An EA spokesman added: “We have reviewed the scheme and would advise the applicant (GED) the site must be sufficiently investigated to characterise and assess the future condition of the land such that it must not pose and adverse or unacceptable risk to controlled waters.
“The approach which has been put forwards appears to be acceptable in terms of scope, but we believe significantly more intrusive monitoring points are required to be added to the ground investigation work such that the entirety of the site and waste mass present is investigated, characterised and assessed.
“We additionally advise ground investigation, characterisation, and assessment is an iterative approach such that an initial phase of investigation may have to be complimented by others depending on what is found by way of contamination and potential risks.”
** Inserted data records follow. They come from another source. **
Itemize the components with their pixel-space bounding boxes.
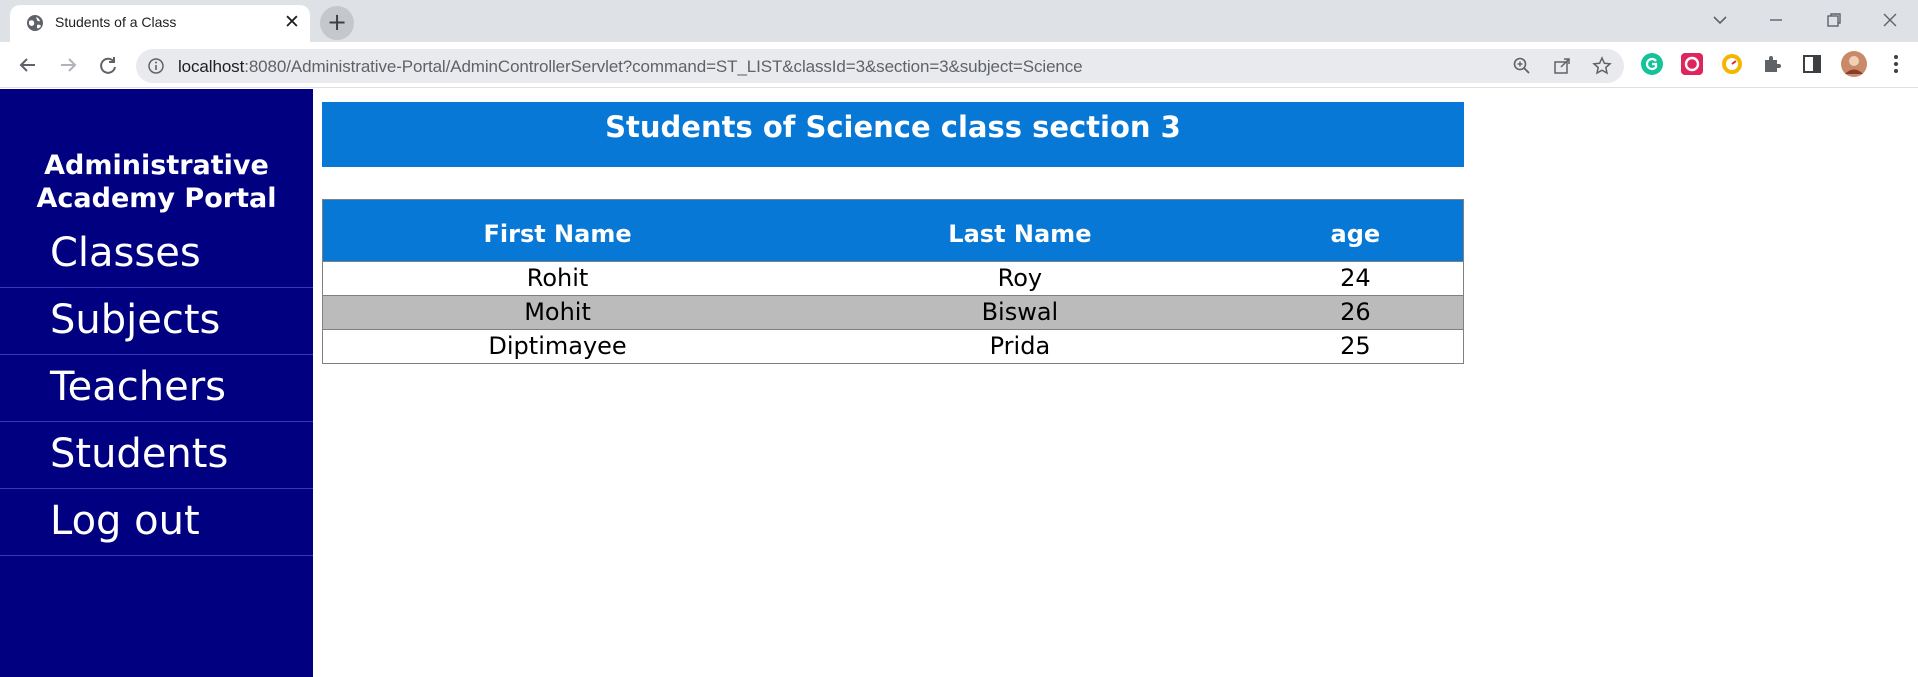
table-header-row: First Name Last Name age (322, 199, 1464, 262)
reload-icon[interactable] (94, 51, 122, 79)
page-title: Students of Science class section 3 (322, 102, 1464, 167)
red-extension-icon[interactable] (1680, 52, 1704, 76)
sidebar-item-subjects[interactable]: Subjects (0, 288, 313, 355)
timer-extension-icon[interactable] (1720, 52, 1744, 76)
bookmark-star-icon[interactable] (1592, 56, 1612, 76)
site-info-icon[interactable] (148, 58, 164, 74)
minimize-icon[interactable] (1764, 8, 1788, 32)
sidebar-item-logout[interactable]: Log out (0, 489, 313, 556)
cell-last-name: Roy (792, 261, 1248, 296)
table-row: Mohit Biswal 26 (322, 295, 1464, 330)
url-text[interactable]: localhost:8080/Administrative-Portal/Adm… (178, 57, 1083, 77)
address-bar[interactable]: localhost:8080/Administrative-Portal/Adm… (136, 49, 1624, 83)
column-header-age: age (1247, 199, 1464, 262)
column-header-first-name: First Name (322, 199, 793, 262)
browser-tab-strip: Students of a Class ✕ + (0, 0, 1918, 42)
tab-search-chevron-icon[interactable] (1708, 8, 1732, 32)
cell-age: 26 (1247, 295, 1464, 330)
kebab-menu-icon[interactable] (1884, 52, 1908, 76)
zoom-icon[interactable] (1512, 56, 1532, 76)
close-window-icon[interactable] (1878, 8, 1902, 32)
browser-tab[interactable]: Students of a Class ✕ (10, 5, 310, 42)
cell-last-name: Biswal (792, 295, 1248, 330)
sidebar-item-teachers[interactable]: Teachers (0, 355, 313, 422)
tab-title: Students of a Class (55, 14, 177, 30)
url-host: localhost (178, 57, 245, 76)
sidebar-item-students[interactable]: Students (0, 422, 313, 489)
brand-line-1: Administrative (44, 150, 269, 181)
globe-icon (27, 15, 43, 31)
cell-last-name: Prida (792, 329, 1248, 364)
students-table: First Name Last Name age Rohit Roy 24 Mo… (322, 199, 1464, 364)
table-row: Rohit Roy 24 (322, 261, 1464, 296)
new-tab-button[interactable]: + (320, 6, 354, 40)
side-panel-icon[interactable] (1800, 52, 1824, 76)
profile-avatar[interactable] (1840, 50, 1868, 78)
column-header-last-name: Last Name (792, 199, 1248, 262)
cell-first-name: Rohit (322, 261, 793, 296)
back-arrow-icon[interactable] (14, 51, 42, 79)
sidebar-item-classes[interactable]: Classes (0, 221, 313, 288)
forward-arrow-icon[interactable] (54, 51, 82, 79)
table-row: Diptimayee Prida 25 (322, 329, 1464, 364)
cell-first-name: Diptimayee (322, 329, 793, 364)
grammarly-extension-icon[interactable] (1640, 52, 1664, 76)
cell-first-name: Mohit (322, 295, 793, 330)
cell-age: 25 (1247, 329, 1464, 364)
brand-title: Administrative Academy Portal (0, 149, 313, 215)
brand-line-2: Academy Portal (36, 183, 277, 214)
browser-toolbar: localhost:8080/Administrative-Portal/Adm… (0, 42, 1918, 88)
share-icon[interactable] (1552, 56, 1572, 76)
tab-close-icon[interactable]: ✕ (280, 10, 304, 34)
cell-age: 24 (1247, 261, 1464, 296)
url-path: :8080/Administrative-Portal/AdminControl… (244, 57, 1083, 76)
extensions-puzzle-icon[interactable] (1760, 52, 1784, 76)
sidebar-nav: Classes Subjects Teachers Students Log o… (0, 221, 313, 556)
sidebar: Administrative Academy Portal Classes Su… (0, 89, 313, 677)
restore-icon[interactable] (1822, 8, 1846, 32)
The council has not yet published its decision on GED’s proposed strategy, but as the EA is the issuing agency for Tata’s current licence to operate the site as a chemical waste dump, its recommendations are likely to be taken seriously.
In response to the EA’s recommendation, a spokesman for GED said: “We are committed to working closely with all competent authorities to progress these important works.”
Campaigners against the development have welcomed the recommendations and consider it a modest victory in the battle to stop the soil dumping.
After the EA’s recommendations were made public, Steve Jones, chairman of Toxic Free Tomorrow, said: “We’re not quite opening the champagne just yet, but it is definitely a step in the right direction.
“Our civil engineer, Barry Dixon, has done a huge amount of work on this, and we made his findings available to the Environment Agency.
“We are pleased they seem to be taking them seriously.
“We are also grateful to Winnington and Marbury councillors Felicity Davies, Arthur Neil, Lynne Gibbons, and Phil Marshall, who continue to ensure our concerns are heard by the planning officers.”